Early Old comprises of two plaster sculptures cast directly in the ground. The plaster surface bears all the traces of the land in which they were made, engaging with the earth itself – centuries of soil, the skin of the earth, without which there would be no life. As with previous series, the handmade materiality and material roughness of the works is contrasted by the vulnerability of the ephemeral materials Carey employs in their making. Primarily physical works, the bold simplified forms convey a sense of monumentally, their vertical stance akin to prehistoric ancient monuments. They echo the immortality of standing stones and suggest a primitive connection with the substance of life. Final marks made by the artist, using paint and colour pencil, emphasis the roughly hewn forms.
In sharp contrast to the large simplified forms of Early Old is Fallen, a thousand porcelain leaves which litter the gallery floor. This juxtaposition of size, scale and material between the two sculptural works emphasis further the fragility and delicacy of the ceramic leaves.
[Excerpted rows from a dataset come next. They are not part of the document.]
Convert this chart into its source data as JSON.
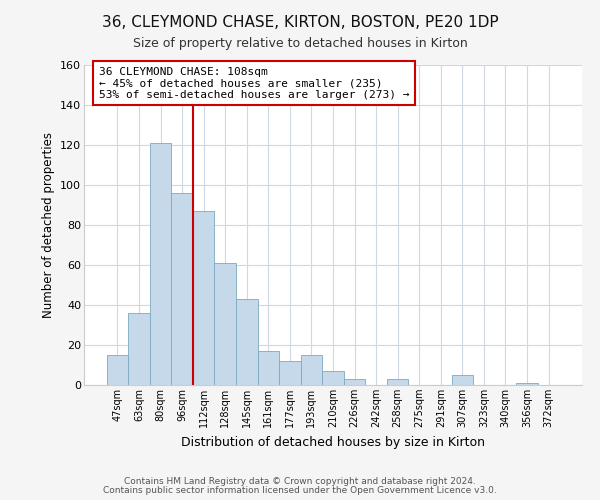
{
  "title": "36, CLEYMOND CHASE, KIRTON, BOSTON, PE20 1DP",
  "subtitle": "Size of property relative to detached houses in Kirton",
  "xlabel": "Distribution of detached houses by size in Kirton",
  "ylabel": "Number of detached properties",
  "bin_labels": [
    "47sqm",
    "63sqm",
    "80sqm",
    "96sqm",
    "112sqm",
    "128sqm",
    "145sqm",
    "161sqm",
    "177sqm",
    "193sqm",
    "210sqm",
    "226sqm",
    "242sqm",
    "258sqm",
    "275sqm",
    "291sqm",
    "307sqm",
    "323sqm",
    "340sqm",
    "356sqm",
    "372sqm"
  ],
  "bar_heights": [
    15,
    36,
    121,
    96,
    87,
    61,
    43,
    17,
    12,
    15,
    7,
    3,
    0,
    3,
    0,
    0,
    5,
    0,
    0,
    1,
    0
  ],
  "bar_color": "#c6d9ea",
  "bar_edge_color": "#7aaabf",
  "vline_color": "#cc0000",
  "vline_x_idx": 4,
  "annotation_text": "36 CLEYMOND CHASE: 108sqm\n← 45% of detached houses are smaller (235)\n53% of semi-detached houses are larger (273) →",
  "annotation_box_color": "#ffffff",
  "annotation_box_edge": "#cc0000",
  "ylim": [
    0,
    160
  ],
  "yticks": [
    0,
    20,
    40,
    60,
    80,
    100,
    120,
    140,
    160
  ],
  "footer_line1": "Contains HM Land Registry data © Crown copyright and database right 2024.",
  "footer_line2": "Contains public sector information licensed under the Open Government Licence v3.0.",
  "bg_color": "#f5f5f5",
  "plot_bg_color": "#ffffff",
  "grid_color": "#d0d8e4"
}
Each leaf is unique, created by dipping its skeleton directly in slip. After firing, the ashes remain immortalised within the porcelain body – the elegiac, transient nature of falling leaves captured forever in ceramic.
Untitled (patchworks) are created from linen and canvas dipped in plaster and worked on using paint and colour pencil. Despite bearing no discernible narrative, in medium and appearance, they recall folk- traditions of recording and recounting collective memory through tapestries and quilt making. The simple mark-making evocates wall or cave drawing, the most ancient practice of recording human history and memory.
The contemplation of mortality, of memorials and of the passing of time, is frequently addressed throughout the history of art. Jodie Carey eloquently continues this tradition, utilising ideas, materials, processes and techniques which weave together elements of the contemporary and the traditional, to create compelling and poignant works, full of elegance, gravity, commitment and poetry.